The Little
Match-Seller
by
Hans Christian Andersen
(1846)
It was terribly cold and nearly dark on the last evening
of the old year, and the snow was falling fast. In the cold and the darkness,
a poor little girl, with bare head and naked feet, roamed through the streets.
It is true she had on a pair of slippers when she left home, but they were
not of much use. They were very large, so large, indeed, that they had
belonged to her mother, and the poor little creature had lost them in running
across the street to avoid two carriages that were rolling along at a terrible
rate. One of the slippers she could not find, and a boy seized upon the
other and ran away with it, saying that he could use it as a cradle, when
he had children of his own. So the little girl went on with her little
naked feet, which were quite red and blue with the cold. In an old apron
she carried a number of matches, and had a bundle of them in her hands.
No one had bought anything of her the whole day, nor had any one given
here even a penny. Shivering with cold and hunger, she crept along; poor
little child, she looked the picture of misery. The snowflakes fell on
her long, fair hair, which hung in curls on her shoulders, but she regarded
them not.
Lights were shining from every window, and there was a savory
smell of roast goose, for it was New year's eve -- yes, she remembered
that. In a corner, between two houses, one of which projected beyond the
other, she sank down and huddled herself together. She had drawn her little
feet under her, but she could not keep off the cold; and she dared not
go home, for she had sold no matches, and could not take home even a penny
of money. Her father would certainly beat her; besides, it was almost as
cold at home as here, for they had only the roof to cover them, through
which the wind howled, although the largest holes had been stopped up with
straw and rags. Her little hands were almost frozen with the cold. Ah!

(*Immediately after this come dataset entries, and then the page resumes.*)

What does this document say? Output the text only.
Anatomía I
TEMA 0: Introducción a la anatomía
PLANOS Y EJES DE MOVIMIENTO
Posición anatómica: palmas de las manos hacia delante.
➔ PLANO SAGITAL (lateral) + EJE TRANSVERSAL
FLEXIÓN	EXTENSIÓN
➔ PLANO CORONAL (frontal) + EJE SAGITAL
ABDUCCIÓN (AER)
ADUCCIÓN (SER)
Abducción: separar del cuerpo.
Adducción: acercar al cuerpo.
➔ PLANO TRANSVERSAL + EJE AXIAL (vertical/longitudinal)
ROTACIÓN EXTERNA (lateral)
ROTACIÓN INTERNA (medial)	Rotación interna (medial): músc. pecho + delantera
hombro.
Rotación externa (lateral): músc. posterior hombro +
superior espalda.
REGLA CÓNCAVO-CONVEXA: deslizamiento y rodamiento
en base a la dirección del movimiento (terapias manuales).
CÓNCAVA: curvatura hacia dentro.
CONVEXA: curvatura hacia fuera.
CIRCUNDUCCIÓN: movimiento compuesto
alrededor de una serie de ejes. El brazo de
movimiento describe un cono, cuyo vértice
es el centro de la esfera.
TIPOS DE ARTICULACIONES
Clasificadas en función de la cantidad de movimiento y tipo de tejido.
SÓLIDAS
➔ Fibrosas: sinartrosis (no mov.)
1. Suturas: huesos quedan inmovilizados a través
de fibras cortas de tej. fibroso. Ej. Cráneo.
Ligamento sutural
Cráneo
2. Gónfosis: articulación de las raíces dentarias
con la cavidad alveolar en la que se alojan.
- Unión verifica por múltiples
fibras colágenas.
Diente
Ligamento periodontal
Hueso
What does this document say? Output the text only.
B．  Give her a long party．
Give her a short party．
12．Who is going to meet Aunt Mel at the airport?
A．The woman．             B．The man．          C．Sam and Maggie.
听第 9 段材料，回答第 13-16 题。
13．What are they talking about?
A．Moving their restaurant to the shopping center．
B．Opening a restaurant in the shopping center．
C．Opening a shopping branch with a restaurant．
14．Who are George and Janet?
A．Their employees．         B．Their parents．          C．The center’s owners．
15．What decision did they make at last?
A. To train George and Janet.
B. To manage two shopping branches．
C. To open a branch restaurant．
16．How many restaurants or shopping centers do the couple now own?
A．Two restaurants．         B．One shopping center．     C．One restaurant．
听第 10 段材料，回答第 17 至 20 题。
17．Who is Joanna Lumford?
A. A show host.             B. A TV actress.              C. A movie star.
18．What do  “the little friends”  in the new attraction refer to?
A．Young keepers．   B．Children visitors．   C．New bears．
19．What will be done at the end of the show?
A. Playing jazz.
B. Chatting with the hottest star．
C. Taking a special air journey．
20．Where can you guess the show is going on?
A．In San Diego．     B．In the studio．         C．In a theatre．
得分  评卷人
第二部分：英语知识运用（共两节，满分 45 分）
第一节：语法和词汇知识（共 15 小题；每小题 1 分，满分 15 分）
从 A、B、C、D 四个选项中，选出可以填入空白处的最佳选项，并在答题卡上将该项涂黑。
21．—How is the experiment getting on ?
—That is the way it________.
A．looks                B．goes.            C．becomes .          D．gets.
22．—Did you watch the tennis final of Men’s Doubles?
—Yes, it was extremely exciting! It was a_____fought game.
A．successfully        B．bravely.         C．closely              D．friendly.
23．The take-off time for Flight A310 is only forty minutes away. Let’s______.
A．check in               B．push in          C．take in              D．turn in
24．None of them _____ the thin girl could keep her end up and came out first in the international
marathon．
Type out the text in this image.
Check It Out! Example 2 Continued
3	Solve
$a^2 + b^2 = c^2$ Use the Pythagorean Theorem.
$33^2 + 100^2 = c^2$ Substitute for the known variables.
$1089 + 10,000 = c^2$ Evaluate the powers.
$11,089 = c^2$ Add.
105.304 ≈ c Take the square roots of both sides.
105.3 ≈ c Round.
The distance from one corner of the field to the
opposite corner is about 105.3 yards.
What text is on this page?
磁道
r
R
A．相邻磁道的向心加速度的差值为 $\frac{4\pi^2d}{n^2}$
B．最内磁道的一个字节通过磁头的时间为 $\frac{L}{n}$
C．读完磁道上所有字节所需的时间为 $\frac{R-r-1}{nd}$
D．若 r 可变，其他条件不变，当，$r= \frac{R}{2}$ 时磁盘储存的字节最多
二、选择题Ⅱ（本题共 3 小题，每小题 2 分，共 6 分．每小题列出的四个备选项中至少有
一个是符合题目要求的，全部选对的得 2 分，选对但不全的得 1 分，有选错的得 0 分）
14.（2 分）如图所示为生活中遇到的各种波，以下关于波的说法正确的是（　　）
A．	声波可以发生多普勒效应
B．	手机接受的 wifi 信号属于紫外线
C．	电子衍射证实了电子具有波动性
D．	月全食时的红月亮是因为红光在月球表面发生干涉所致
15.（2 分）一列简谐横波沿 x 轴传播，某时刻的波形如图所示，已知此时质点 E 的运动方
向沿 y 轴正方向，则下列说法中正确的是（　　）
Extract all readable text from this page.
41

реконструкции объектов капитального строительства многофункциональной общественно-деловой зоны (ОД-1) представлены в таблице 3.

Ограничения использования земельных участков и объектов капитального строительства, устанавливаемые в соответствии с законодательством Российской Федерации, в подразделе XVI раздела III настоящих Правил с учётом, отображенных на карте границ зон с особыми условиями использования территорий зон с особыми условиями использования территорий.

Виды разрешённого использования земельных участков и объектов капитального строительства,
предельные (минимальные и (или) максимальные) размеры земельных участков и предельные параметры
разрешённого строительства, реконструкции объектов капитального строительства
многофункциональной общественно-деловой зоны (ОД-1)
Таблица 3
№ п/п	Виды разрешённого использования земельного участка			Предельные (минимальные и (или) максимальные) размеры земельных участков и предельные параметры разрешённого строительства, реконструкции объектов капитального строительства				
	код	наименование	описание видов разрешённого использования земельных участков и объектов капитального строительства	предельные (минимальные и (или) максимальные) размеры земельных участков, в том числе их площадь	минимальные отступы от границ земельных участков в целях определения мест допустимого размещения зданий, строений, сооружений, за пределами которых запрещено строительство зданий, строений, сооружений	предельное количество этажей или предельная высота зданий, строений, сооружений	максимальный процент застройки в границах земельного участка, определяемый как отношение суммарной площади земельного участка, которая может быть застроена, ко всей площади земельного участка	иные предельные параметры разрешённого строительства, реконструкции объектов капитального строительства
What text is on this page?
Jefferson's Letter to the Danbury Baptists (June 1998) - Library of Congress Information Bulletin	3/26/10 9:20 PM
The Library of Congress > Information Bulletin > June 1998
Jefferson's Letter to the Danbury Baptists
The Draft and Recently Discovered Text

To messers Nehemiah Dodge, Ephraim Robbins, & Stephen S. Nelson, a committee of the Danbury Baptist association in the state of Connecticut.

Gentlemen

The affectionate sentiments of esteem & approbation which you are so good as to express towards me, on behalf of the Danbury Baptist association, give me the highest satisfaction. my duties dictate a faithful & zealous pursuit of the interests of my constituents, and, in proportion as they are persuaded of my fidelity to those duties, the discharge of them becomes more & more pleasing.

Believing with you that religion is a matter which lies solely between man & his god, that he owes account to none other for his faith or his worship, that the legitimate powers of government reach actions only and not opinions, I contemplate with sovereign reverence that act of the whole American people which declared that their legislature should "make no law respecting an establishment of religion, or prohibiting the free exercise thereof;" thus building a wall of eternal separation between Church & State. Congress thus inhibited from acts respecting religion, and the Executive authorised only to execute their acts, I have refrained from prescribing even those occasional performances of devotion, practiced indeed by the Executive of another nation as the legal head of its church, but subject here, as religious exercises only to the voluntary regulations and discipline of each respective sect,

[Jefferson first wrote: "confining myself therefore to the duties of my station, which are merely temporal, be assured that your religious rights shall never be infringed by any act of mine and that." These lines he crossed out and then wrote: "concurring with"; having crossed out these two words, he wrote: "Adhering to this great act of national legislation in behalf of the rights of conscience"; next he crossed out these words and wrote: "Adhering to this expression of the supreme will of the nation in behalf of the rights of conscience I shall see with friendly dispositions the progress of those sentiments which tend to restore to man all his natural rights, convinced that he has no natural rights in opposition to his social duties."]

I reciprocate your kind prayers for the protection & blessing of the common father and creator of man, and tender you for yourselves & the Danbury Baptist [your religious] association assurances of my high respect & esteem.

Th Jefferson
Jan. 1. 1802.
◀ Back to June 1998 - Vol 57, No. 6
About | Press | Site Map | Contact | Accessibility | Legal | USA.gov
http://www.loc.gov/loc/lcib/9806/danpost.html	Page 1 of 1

perhaps a burning match might be some good, if she could draw it from the
bundle and strike it against the wall, just to warm her fingers. She drew
one out `scratch!' how it sputtered as it burnt! It gave a warm, bright
light, like a little candle, as she held her hand over it. It was really
a wonderful light. It seemed to the little girl that she was sitting by
a large iron stove, with polished brass feet and a brass ornament. How
the fire burned! and seemed so beautifully warm that the child stretched
out her feet as if to warm them, when, lo! the flame of the match went
out, the stove vanished, and she had only the remains of the half burnt
match in her hand.
She rubbed another match on the wall. It burst into a flame,
and where its light fell upon the wall it became as transparent as a veil,
and she could see into the room. The table was covered with a snowy white
tablecloth, on which stood a splendid dinner service, and a steaming roast
goose, stuffed with apples and dried plums. And what was still more wonderful,
the goose jumped down from the dish and waddled across the floor, with
a knife and fork in its breast, to the little girl. Then the match went
out, and there remained nothing but the thick, damp, cold wall before her.
She lighted another match, and then she found herself sitting
under a beautiful Christmas tree. It was larger and more beautifully decorated
than the one which she had seen through the glass door at the rich merchant's.
Thousands of tapers were burning upon the green branches, and colored pictures,
like those she had seen in the show-windows, looked down upon it all. The
little one stretched out her hand towards them, and the match went out.
The Christmas lights rose higher and higher, till they looked
to her like the stars in the sky. Then she saw a star fall, leaving behind
it a bright streak of fire.
``Some one is dying,'' thought the little girl, for her
old grandmother, the only one who had ever loved her, and who was now dead,
had told her that when a star falls, a soul was going up to God.
She again rubbed a match on the wall, and the light shone
round her; in the brightness stood her old grandmother, clear and shining,
yet mild and loving in her appearance. ``Grandmother,'' cried the little
one,
``O take me with you; I know you will go away when the match burns out;
you will vanish like the warm stove, the roast goose, and the large, glorious
Christmas-tree.'' And she made haste to light the whole bundle of matches,
for she wished to keep her grandmother there. And the matches glowed with
a light that was brighter than the noon day, and her grandmother had never
appeared so large or so beautiful. She took the little girl in her arms,
and they both flew upwards in brightness and joy far above the earth, where
there was neither cold nor hunger nor pain, for they were with God.
In the dawn of morning there lay the poor
little one, with pale cheeks and smiling mouth, leaning against the wall;
she had been frozen to death on the last evening of the year; and the New
year's sun rose and shone upon a little corpse! The child still sat, in
the stiffness of death, holding the matches in her hand, one bundle of
which was burnt. ``She tried to warm herself,'' said some. No one imagined
what beautiful things she had seen, nor into what glory she had entered
with her grandmother, on New year's day.